Il teatro era colmo, strapieno e, per quanto imponente, non è stato abbastanza per contenere l'entusiasmo ed il calore del pubblico accorso ad applaudire i 40 anni di Loredana Bertè sul palco. Il Teatro Nazionale di Milano è stato testimone di un evento importante, storico: è stato il terreno in cui l'arte è rinata dalle proprie ceneri prendendo un ampio respiro atto a gridare con più forza ed energia la necessità di essere e cantare. 


Quest'arte si chiama Loredana e da quarant'anni, signori e signori, segna la nostra storia graffiando l'anima con note potenti, parole disperate, sensazioni inarrivabili di sogni disillusi e denunce sociali che tutti tacciono.

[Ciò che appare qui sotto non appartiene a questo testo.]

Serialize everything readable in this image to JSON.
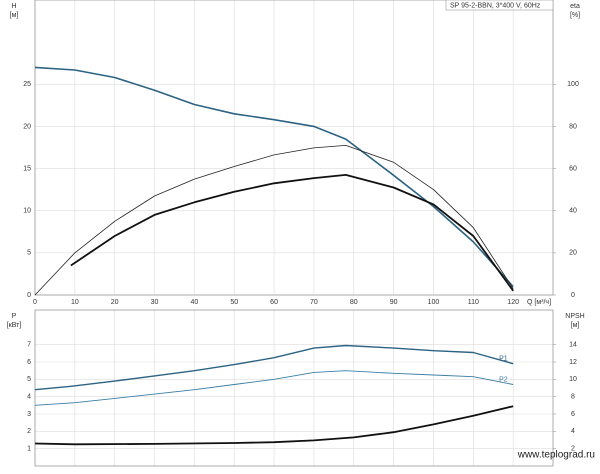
{
  "chart_data": [
    {
      "type": "line",
      "title": "SP 95-2-BBN, 3*400 V, 60Hz",
      "ylabel": [
        "H",
        "[м]"
      ],
      "y2label": [
        "eta",
        "[%]"
      ],
      "xlabel": "Q [м³/ч]",
      "xlim": [
        0,
        130
      ],
      "xticks": [
        0,
        10,
        20,
        30,
        40,
        50,
        60,
        70,
        80,
        90,
        100,
        110,
        120
      ],
      "ylim": [
        0,
        35
      ],
      "yticks": [
        0,
        5,
        10,
        15,
        20,
        25
      ],
      "y2lim": [
        0,
        140
      ],
      "y2ticks": [
        0,
        20,
        40,
        60,
        80,
        100
      ],
      "grid": true,
      "series": [
        {
          "color": "#2c6384",
          "x": [
            0,
            10,
            20,
            30,
            40,
            50,
            60,
            70,
            78,
            90,
            100,
            110,
            120
          ],
          "values": [
            27,
            26.7,
            25.8,
            24.3,
            22.6,
            21.5,
            20.8,
            20.0,
            18.5,
            14.2,
            10.5,
            6.3,
            1.0
          ]
        },
        {
          "color": "#222222",
          "axis": "y2",
          "x": [
            0,
            10,
            20,
            30,
            40,
            50,
            60,
            70,
            78,
            90,
            100,
            110,
            120
          ],
          "values": [
            0,
            20,
            35,
            47,
            55,
            61,
            66.5,
            69.8,
            71,
            63,
            50,
            32,
            3
          ]
        },
        {
          "color": "#111111",
          "axis": "y2",
          "x": [
            9,
            20,
            30,
            40,
            50,
            60,
            70,
            78,
            90,
            100,
            110,
            120
          ],
          "values": [
            14,
            28,
            38,
            44,
            49,
            53,
            55.5,
            57,
            51,
            43,
            28,
            2
          ]
        }
      ]
    },
    {
      "type": "line",
      "ylabel": [
        "P",
        "[кВт]"
      ],
      "y2label": [
        "NPSH",
        "[м]"
      ],
      "xlim": [
        0,
        130
      ],
      "ylim": [
        0,
        9
      ],
      "yticks": [
        1,
        2,
        3,
        4,
        5,
        6,
        7
      ],
      "y2lim": [
        0,
        18
      ],
      "y2ticks": [
        2,
        4,
        6,
        8,
        10,
        12,
        14
      ],
      "grid": true,
      "series": [
        {
          "name": "P1",
          "color": "#2c6384",
          "x": [
            0,
            9,
            20,
            30,
            40,
            50,
            60,
            70,
            78,
            90,
            100,
            110,
            120
          ],
          "values": [
            4.4,
            4.6,
            4.9,
            5.2,
            5.5,
            5.85,
            6.25,
            6.8,
            6.95,
            6.8,
            6.65,
            6.55,
            5.9
          ]
        },
        {
          "name": "P2",
          "color": "#3a7ea5",
          "x": [
            0,
            10,
            20,
            30,
            40,
            50,
            60,
            70,
            78,
            90,
            100,
            110,
            120
          ],
          "values": [
            3.5,
            3.65,
            3.9,
            4.15,
            4.4,
            4.7,
            5.0,
            5.4,
            5.5,
            5.35,
            5.25,
            5.15,
            4.7
          ]
        },
        {
          "color": "#111111",
          "axis": "y2",
          "x": [
            0,
            10,
            30,
            50,
            60,
            70,
            80,
            90,
            100,
            110,
            120
          ],
          "values": [
            2.6,
            2.5,
            2.55,
            2.65,
            2.75,
            2.95,
            3.3,
            3.9,
            4.8,
            5.8,
            6.9
          ]
        }
      ]
    }
  ],
  "watermark": "www.teplograd.ru"
}
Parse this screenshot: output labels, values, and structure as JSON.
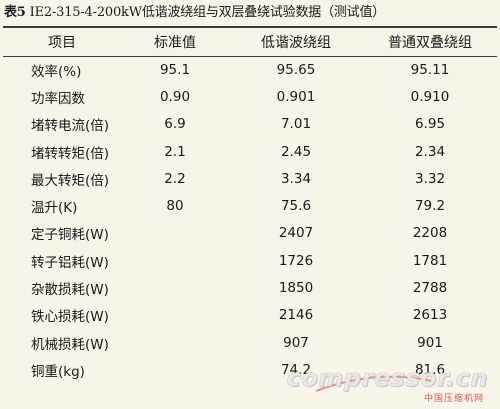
{
  "caption": {
    "number": "表5",
    "title": "IE2-315-4-200kW低谐波绕组与双层叠绕试验数据（测试值）"
  },
  "table": {
    "headers": [
      "项目",
      "标准值",
      "低谐波绕组",
      "普通双叠绕组"
    ],
    "rows": [
      [
        "效率(%)",
        "95.1",
        "95.65",
        "95.11"
      ],
      [
        "功率因数",
        "0.90",
        "0.901",
        "0.910"
      ],
      [
        "堵转电流(倍)",
        "6.9",
        "7.01",
        "6.95"
      ],
      [
        "堵转转矩(倍)",
        "2.1",
        "2.45",
        "2.34"
      ],
      [
        "最大转矩(倍)",
        "2.2",
        "3.34",
        "3.32"
      ],
      [
        "温升(K)",
        "80",
        "75.6",
        "79.2"
      ],
      [
        "定子铜耗(W)",
        "",
        "2407",
        "2208"
      ],
      [
        "转子铝耗(W)",
        "",
        "1726",
        "1781"
      ],
      [
        "杂散损耗(W)",
        "",
        "1850",
        "2788"
      ],
      [
        "铁心损耗(W)",
        "",
        "2146",
        "2613"
      ],
      [
        "机械损耗(W)",
        "",
        "907",
        "901"
      ],
      [
        "铜重(kg)",
        "",
        "74.2",
        "81.6"
      ]
    ]
  },
  "watermark": {
    "text": "compressor.cn",
    "subtext": "中国压缩机网"
  },
  "colors": {
    "background": "#f7f4e9",
    "text": "#1a1a1a",
    "rule": "#3c3c3c",
    "watermark_accent": "#d73c3c"
  }
}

Tranne lei. La Bertè ha dimostrato con emozione l'importanza del suo sentire scandendo a colpi di capolavori musicali oltre due ore in cui tutto è stato perfetto, esattamente come ce lo si aspettava. 


E i detrattori, coloro ai quali piace l'idea di una critica come se togliendo all'Arte si appropriassero di un qualche valore, sono rimasti senza parole, a bocca asciutta: Loredana ha ben chiarito e delineato il concetto di professionismo artistico. 


Un'artista, la Bertè, che non ha bisogno di effetti speciali: per stupire le basta cantare quello che sente e come lo sente, la sua visione del mondo senza freni o falsi pudori. Una vita spericolata messa in musica, una vita i cui dolori hanno trovato cura soltanto nelle note, una vita segnata dalla mancanza di freni emotivi: la musica di Loredana è vera, è sincera. Per questo resiste ed esiste da oltre 40 anni: in caso contrario, si sa, si sarebbe dissolta come una nuvola.